Ему это понравилось — он, оказывается, тоже, когда был мальчишкой, этим промышлял. Разговорились мы, и Джек берет у капрала — он наши постели проверял — пинту виски и мне предлагает.

«Я это дерьмо не пью», — говорю.

«А дождика испить не хочешь?» — спрашивает.

В тот день дождь лил, как сейчас… Ну вот, берет Джек чашку и выставляет ее за окно. Пока она наполнилась, Джек все виски выпил, почти все. Наполнил он чашку дождем и протягивает мне.

«Не хочу я твоего дождя, — говорю. — Грязный он».

«Кто сказал, что он грязный?»

«Все говорят».

«Неправильно говорят. Это самая чистая вода, какая только есть».

«Вот и пей ее, — говорю. — А мне твоего вонючего, сраного дождя даром не надо».

«Черт возьми, говорю же тебе, что дождь не грязный. По-твоему, стал бы я пить дождевую воду, если б она грязная была?» — И отпил из чашки.

«Тот, кто пьет дождевую воду, и в церкви срать сядет», — говорю я ему.

«Как ты сказал? В церкви срать?!»

«Да, насрет в церкви, а потом еще говно в проход выложит».

«Врешь, сука, я в церкви никогда срать не сяду».

«Если выпьешь дождевой воды, сядешь как миленький».

«Я — никогда. Никогда не буду срать в церкви. Слышишь, паскуда, никогда!»

«Все, кто пьют дождевую воду, срут потом в церкви».

«Нет, я — не сру. И потом, с чего ты это взял?»

«А с того, что не было еще ирландца, который бы не посрал в церкви, знай он, что это ему сойдет с рук».

«Ирландцы в церкви не срут. Запомни это».

«Я сам видел четырех ирландцев, которые сидели и срали в церкви».

«Поляки срут в церкви. Поляки, а не ирландцы».

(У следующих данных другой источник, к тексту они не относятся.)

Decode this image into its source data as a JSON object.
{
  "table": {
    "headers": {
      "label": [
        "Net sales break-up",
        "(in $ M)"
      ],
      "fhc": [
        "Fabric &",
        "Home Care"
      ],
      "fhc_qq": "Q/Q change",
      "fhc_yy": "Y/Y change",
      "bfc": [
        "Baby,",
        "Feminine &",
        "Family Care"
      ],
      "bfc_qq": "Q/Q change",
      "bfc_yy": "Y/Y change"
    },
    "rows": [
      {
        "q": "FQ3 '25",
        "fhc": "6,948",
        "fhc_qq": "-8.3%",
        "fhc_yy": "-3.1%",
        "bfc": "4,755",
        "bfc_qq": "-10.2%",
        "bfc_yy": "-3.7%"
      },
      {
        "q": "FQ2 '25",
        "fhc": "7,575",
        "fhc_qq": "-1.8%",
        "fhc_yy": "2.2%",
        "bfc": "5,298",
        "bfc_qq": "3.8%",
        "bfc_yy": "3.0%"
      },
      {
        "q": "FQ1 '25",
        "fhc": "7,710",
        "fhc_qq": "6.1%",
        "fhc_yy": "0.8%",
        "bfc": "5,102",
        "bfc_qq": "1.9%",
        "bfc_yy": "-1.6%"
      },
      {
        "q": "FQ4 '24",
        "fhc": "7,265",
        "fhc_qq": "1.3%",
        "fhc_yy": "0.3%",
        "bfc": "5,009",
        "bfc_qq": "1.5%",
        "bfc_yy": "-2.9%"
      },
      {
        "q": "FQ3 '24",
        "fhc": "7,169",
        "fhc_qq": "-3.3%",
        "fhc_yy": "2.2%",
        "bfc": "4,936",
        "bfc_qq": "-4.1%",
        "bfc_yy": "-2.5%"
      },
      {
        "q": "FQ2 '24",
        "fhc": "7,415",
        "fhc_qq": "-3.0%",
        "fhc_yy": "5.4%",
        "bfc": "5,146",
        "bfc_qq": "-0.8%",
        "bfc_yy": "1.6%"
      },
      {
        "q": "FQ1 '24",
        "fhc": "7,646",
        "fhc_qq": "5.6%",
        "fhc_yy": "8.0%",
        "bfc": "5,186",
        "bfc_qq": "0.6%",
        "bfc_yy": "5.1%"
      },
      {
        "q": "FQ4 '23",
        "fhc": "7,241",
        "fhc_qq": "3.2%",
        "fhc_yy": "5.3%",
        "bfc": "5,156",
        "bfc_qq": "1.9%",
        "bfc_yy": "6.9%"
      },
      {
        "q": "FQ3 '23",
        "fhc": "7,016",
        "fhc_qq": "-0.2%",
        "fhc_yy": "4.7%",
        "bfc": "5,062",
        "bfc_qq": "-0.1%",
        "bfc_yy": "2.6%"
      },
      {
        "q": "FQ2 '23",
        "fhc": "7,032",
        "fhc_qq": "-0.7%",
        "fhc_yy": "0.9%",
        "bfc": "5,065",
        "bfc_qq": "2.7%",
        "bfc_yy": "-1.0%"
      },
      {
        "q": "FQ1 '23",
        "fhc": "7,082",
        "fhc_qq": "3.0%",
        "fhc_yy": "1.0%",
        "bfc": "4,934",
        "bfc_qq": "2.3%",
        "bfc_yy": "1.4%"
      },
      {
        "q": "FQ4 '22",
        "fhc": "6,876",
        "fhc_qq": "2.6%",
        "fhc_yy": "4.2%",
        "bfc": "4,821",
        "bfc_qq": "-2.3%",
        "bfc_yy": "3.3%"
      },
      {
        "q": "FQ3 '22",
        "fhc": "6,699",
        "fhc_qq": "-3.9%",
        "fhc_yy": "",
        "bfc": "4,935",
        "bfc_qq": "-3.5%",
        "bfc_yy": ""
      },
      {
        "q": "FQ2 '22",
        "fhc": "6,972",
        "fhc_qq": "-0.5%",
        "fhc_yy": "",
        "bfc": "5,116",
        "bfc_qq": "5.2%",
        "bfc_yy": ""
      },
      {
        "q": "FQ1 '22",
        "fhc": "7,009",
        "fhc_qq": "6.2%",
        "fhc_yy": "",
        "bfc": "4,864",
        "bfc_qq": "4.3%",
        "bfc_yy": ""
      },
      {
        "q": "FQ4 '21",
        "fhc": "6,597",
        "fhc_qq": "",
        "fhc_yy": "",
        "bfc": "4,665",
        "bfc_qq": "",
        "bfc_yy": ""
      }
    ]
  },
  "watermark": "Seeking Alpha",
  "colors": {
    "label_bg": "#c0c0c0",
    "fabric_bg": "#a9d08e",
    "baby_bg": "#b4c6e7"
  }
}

«Я раз видел, как ирландец прямо в сосуд со святой водой насрал».

«Врешь ты все, подонок».

«А еще я видел, как два ирландца срали в исповедальне, а остальные, человек десять, таскали говно к алтарю. Видел, как один ирландец на похоронах срал. Чего с них взять, с ирландцев-то».

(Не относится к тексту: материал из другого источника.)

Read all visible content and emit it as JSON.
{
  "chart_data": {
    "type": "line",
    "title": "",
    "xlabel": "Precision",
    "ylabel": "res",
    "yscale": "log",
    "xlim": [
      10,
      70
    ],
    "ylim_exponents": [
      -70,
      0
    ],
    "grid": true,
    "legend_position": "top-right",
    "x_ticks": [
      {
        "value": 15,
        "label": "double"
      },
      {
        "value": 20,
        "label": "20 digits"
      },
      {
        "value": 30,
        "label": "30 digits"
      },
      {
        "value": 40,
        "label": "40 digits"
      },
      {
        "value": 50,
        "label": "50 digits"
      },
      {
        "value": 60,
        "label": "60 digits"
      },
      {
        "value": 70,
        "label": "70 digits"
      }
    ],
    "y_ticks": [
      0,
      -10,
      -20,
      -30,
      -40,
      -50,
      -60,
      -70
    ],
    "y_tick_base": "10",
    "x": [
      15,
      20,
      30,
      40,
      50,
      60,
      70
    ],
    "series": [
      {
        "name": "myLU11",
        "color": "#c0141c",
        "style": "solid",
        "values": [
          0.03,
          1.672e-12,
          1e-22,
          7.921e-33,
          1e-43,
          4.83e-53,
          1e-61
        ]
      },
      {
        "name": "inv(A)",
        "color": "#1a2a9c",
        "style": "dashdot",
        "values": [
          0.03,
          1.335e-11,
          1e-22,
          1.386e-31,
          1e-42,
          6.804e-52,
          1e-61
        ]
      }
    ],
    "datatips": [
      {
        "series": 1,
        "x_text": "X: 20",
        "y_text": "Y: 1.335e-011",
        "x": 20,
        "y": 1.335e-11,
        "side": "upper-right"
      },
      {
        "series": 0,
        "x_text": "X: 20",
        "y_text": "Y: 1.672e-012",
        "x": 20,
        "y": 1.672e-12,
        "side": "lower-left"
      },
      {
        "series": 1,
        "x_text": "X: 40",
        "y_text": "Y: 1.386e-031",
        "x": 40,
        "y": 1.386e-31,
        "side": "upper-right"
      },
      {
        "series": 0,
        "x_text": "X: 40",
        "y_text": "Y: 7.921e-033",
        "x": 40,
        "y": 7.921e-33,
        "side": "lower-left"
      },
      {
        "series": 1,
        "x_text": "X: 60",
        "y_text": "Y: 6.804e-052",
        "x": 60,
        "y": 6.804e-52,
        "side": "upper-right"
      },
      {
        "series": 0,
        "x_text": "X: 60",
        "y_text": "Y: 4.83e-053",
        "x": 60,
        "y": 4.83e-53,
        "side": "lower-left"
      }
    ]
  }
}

Я все это время на койке лежал. Тут Джек не выдержал, подошел и как даст мне в правый глаз — глаза как не бывало. Надо же до такого додуматься! Я даже не ожидал. Пришлось мне его как следует проучить — все ребра ему переломал, так отделал — еле жив остался… Меня с трудом оттащили. Я б его убил, если б знал, что глаза нет, но тогда-то я этого еще не знал. Когда я его через неделю увидел, он передо мной на коленях ползал, прощения просил. «Сука ты, Джек», — сказал я ему и ушел, а он так и остался на коленях стоять. Но потом мы пожали друг другу руки, и я говорю: «Ладно, кто старое помянет…» Сказать сказал, но сам-то ему этого не забыл. Дали мне целых шесть лет — это потому, что часовой, которого я ногами избил, концы отдал, — а когда я вышел, то отправился Джека искать — пусть, думаю, меня теперь трудоустраивает. Он-то считал, что меня изувечил, а я так понимаю: если привыкнуть, что один глаз, что два — без разницы. Главное привыкнуть. А на службу я не жалуюсь, не все ли равно, на кого работать. Работа есть работа.

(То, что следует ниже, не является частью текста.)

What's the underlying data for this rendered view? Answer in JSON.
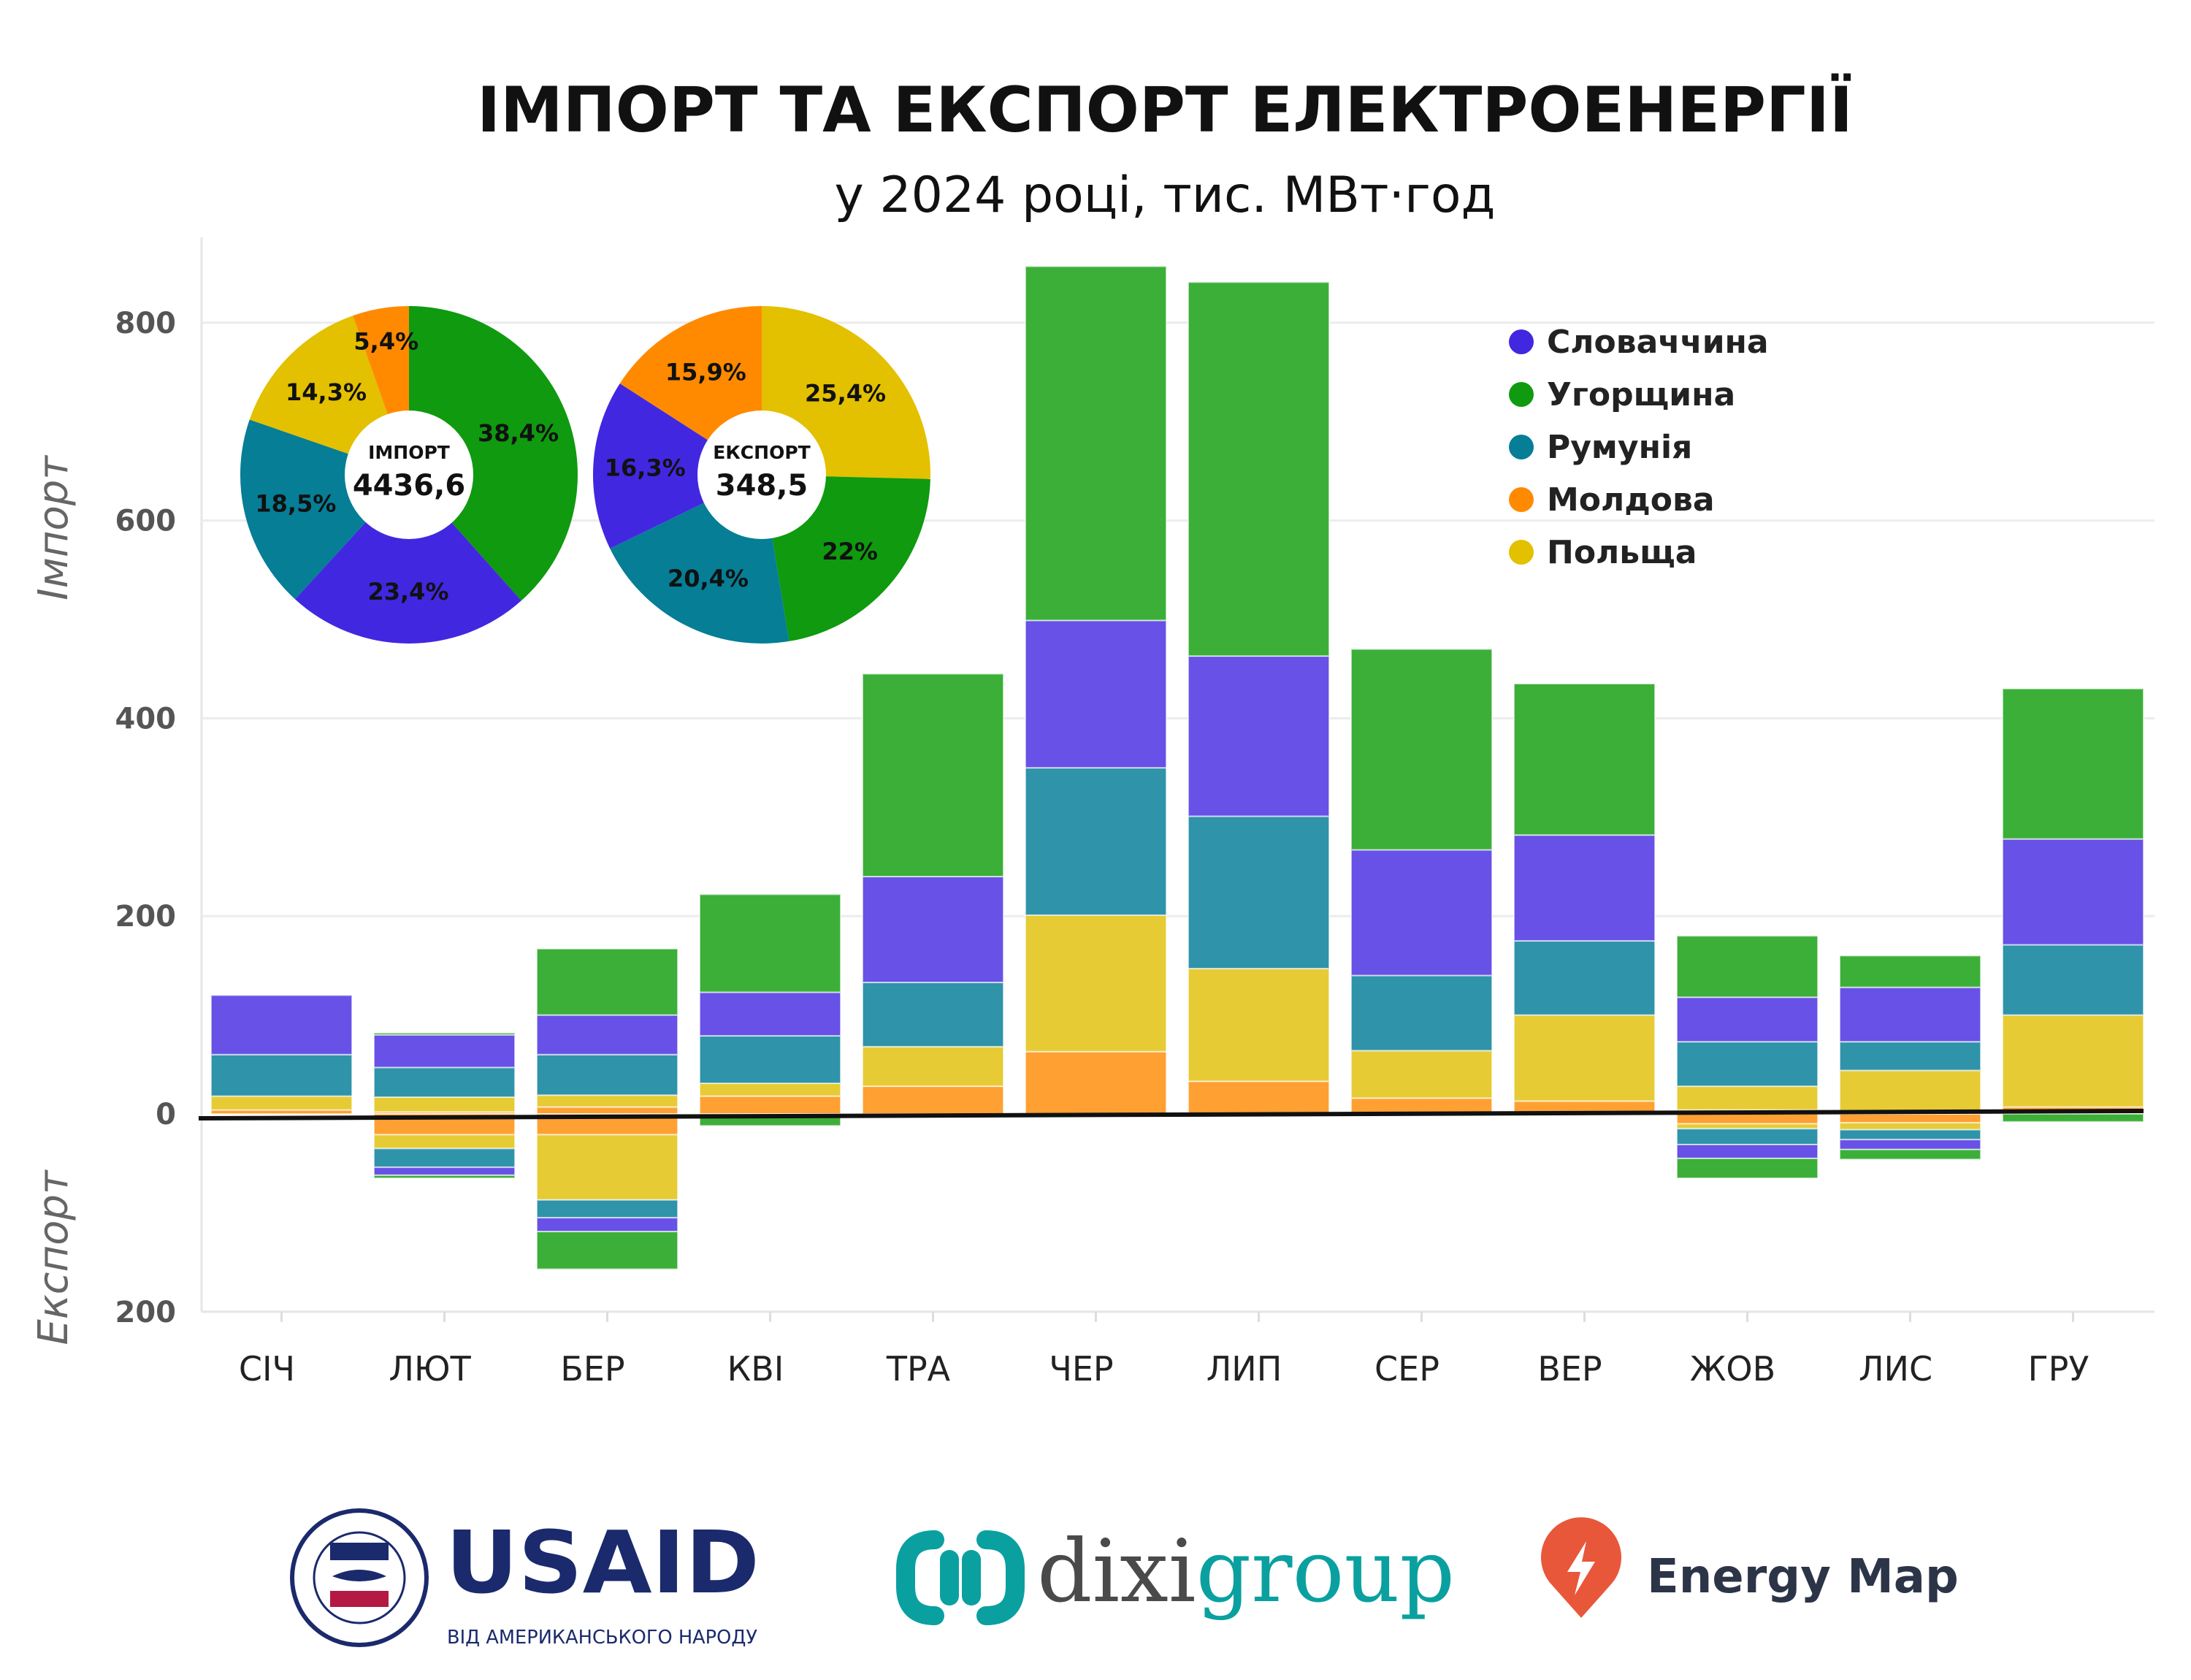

На полпути вниз Мюррей вдруг резко нажал на тормоз, но было уже поздно, и мы, наехав юзом на оползень, врезались в валун, который, как видно, только что упал на дорогу, — другие камни, поменьше, посыпались из-под колес. Мы оба стукнулись головой об ветровое стекло; я набил себе здоровенную шишку и четыре дня ходил с головной болью, а Мюррей рассек себе лоб — здоровенный рубец протянулся у него до переносицы.

— Надо ехать, а то нам еще какой-нибудь умник в зад врежется, — сказал Мюррей. Мне эта мысль даже в голову не пришла — должно быть, от боли. Он включил заднюю скорость, но машина сдвинулась с места с трудом, издав какой-то странный скрежещущий звук. Гусь вышел под дождь, и я последовал его примеру. Прямо подо мной, буквально в шаге от моей ноги, разверзлась пропасть футов в четыреста глубиной, и я, осторожно забравшись обратно в машину, вылез слева, через дверь Мюррея. Нагнувшись, он пытался выправить переднее левое крыло, которое погнулось и царапало колесо. Несмотря на свой небольшой рост, Мюррей обладал огромной физической силой — крыло ему удалось выправить с первой же попытки. О край крыла он порезал правую руку, но, когда я протянул ему носовой платок, он отрицательно мотнул головой и, подняв с земли горсть глины, приложил ее сначала ко лбу, а затем к рассеченной ладони.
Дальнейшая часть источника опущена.